I wonder if there's more to life than this. I don't mind it, kindof enjoy it usually...but sometimes it seems limited. Does it seem limited to you? Sheltered maybe? I suppose all college students, any student is like that in some way. I like to think I'm different or special, but I know I'm not. I'm filling a necessary gap that someone of like mind or ability would fill, as a student, a teacher or your friend...and I wonder if my believing that makes me different. I know thinking about it doesn't; plenty of people think the same things I do. It's a funny state: I matter a great deal, but I don't matter a damn at all at the same time.

I just look at people and I see the same entity interacting with itself.

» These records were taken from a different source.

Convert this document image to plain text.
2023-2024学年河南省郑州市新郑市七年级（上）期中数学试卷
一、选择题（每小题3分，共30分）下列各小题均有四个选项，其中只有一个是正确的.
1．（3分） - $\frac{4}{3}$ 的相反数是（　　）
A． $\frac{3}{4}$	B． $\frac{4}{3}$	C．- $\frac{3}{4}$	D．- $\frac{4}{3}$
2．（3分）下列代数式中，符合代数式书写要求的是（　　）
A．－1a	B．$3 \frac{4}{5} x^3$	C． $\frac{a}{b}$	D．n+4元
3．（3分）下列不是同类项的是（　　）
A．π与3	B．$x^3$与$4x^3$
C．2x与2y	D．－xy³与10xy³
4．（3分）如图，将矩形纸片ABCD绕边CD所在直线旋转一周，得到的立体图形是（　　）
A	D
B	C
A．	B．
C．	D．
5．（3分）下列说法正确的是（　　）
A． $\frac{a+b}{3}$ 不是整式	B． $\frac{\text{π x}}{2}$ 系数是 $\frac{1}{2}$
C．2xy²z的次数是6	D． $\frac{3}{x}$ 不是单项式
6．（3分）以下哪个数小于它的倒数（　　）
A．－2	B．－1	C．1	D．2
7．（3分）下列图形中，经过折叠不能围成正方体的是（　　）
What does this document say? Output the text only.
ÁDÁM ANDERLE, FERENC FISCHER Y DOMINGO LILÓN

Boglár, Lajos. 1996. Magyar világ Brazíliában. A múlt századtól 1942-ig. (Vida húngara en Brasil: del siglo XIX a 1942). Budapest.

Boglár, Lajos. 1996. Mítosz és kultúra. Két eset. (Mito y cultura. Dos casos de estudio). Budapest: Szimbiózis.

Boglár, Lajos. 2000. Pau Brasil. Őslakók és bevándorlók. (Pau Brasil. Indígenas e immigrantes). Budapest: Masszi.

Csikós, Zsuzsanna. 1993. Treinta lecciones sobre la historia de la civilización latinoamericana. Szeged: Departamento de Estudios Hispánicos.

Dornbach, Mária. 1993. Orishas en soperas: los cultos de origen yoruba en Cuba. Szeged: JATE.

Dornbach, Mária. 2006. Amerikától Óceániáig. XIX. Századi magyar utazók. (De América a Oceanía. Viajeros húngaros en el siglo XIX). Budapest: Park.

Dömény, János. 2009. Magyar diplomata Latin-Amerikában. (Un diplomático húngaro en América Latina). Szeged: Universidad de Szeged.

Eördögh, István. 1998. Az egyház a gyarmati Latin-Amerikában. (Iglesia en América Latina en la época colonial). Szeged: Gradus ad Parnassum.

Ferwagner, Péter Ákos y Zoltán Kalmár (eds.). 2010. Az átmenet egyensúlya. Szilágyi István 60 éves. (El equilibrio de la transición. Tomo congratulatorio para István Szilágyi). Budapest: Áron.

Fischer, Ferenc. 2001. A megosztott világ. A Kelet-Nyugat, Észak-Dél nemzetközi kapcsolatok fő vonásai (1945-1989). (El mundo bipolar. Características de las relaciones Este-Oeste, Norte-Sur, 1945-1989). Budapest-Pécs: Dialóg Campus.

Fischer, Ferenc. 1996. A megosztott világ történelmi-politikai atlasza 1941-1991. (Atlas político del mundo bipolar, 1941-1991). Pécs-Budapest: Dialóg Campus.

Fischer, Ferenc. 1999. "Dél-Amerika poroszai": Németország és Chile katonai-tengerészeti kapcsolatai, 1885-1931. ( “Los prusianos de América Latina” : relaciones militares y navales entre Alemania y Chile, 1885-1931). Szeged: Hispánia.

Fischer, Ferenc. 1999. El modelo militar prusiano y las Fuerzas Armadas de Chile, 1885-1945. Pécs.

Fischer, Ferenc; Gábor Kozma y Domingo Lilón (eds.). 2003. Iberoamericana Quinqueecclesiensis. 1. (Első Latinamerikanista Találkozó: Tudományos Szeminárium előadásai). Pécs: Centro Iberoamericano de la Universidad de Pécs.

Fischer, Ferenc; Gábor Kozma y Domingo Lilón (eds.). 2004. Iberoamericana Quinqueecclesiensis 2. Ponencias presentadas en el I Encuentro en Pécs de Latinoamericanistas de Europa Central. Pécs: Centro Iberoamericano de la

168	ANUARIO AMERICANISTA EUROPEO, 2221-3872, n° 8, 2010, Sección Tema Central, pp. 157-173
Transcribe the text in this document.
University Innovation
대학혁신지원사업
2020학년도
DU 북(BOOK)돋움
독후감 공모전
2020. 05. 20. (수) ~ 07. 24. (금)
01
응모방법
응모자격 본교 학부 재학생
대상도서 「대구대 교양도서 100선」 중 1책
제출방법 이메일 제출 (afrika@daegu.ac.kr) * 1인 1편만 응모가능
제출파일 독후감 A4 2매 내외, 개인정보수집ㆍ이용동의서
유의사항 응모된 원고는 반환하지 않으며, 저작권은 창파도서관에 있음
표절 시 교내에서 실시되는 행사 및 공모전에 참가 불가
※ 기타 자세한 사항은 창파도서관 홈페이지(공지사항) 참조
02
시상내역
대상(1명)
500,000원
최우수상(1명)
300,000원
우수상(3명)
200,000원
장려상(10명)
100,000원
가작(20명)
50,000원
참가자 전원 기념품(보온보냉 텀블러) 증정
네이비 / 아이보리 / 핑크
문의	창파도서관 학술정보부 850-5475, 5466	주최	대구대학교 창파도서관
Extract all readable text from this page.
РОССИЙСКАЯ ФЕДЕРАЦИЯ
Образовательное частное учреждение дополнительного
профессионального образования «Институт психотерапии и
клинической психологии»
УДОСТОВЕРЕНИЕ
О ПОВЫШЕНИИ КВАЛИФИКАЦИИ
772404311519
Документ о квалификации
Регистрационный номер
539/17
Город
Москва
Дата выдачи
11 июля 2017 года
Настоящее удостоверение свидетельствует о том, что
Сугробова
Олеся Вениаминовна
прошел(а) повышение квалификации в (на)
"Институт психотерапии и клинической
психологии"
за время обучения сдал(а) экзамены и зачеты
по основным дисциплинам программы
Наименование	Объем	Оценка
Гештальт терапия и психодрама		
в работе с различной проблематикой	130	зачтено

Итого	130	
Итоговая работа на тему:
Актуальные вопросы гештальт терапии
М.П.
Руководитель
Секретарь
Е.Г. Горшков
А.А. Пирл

I'd like to think there's something else besides words and physical contact being exchanged back and forth. The patterns seem too predictable, motives too limited. If I cared enough I'd develop this intuition and make money or get more meds to block it out. I like life, but I wonder if it's different from people that just seem to be living and feeling it without thinking. I can't imagine life without thinking about everything...and I mean everything.

I try imagining life like sitcoms attempt to depict it, or what other people complain/talk about. Life just seems so simple and clear-cut to me. Maybe the world is black and white to me. Yeah, it is, but in an odd way. It's when you can see all the white and black mixing in different ways to make all the grey areas that you get confused.

Maybe I'm just being overly abstract because I'm tired. I just wonder if this obscure longing feeling I sometimes feel is what I really need to pursue...or if this simple lifestyle is just it.

The thought is comforting and disturbing.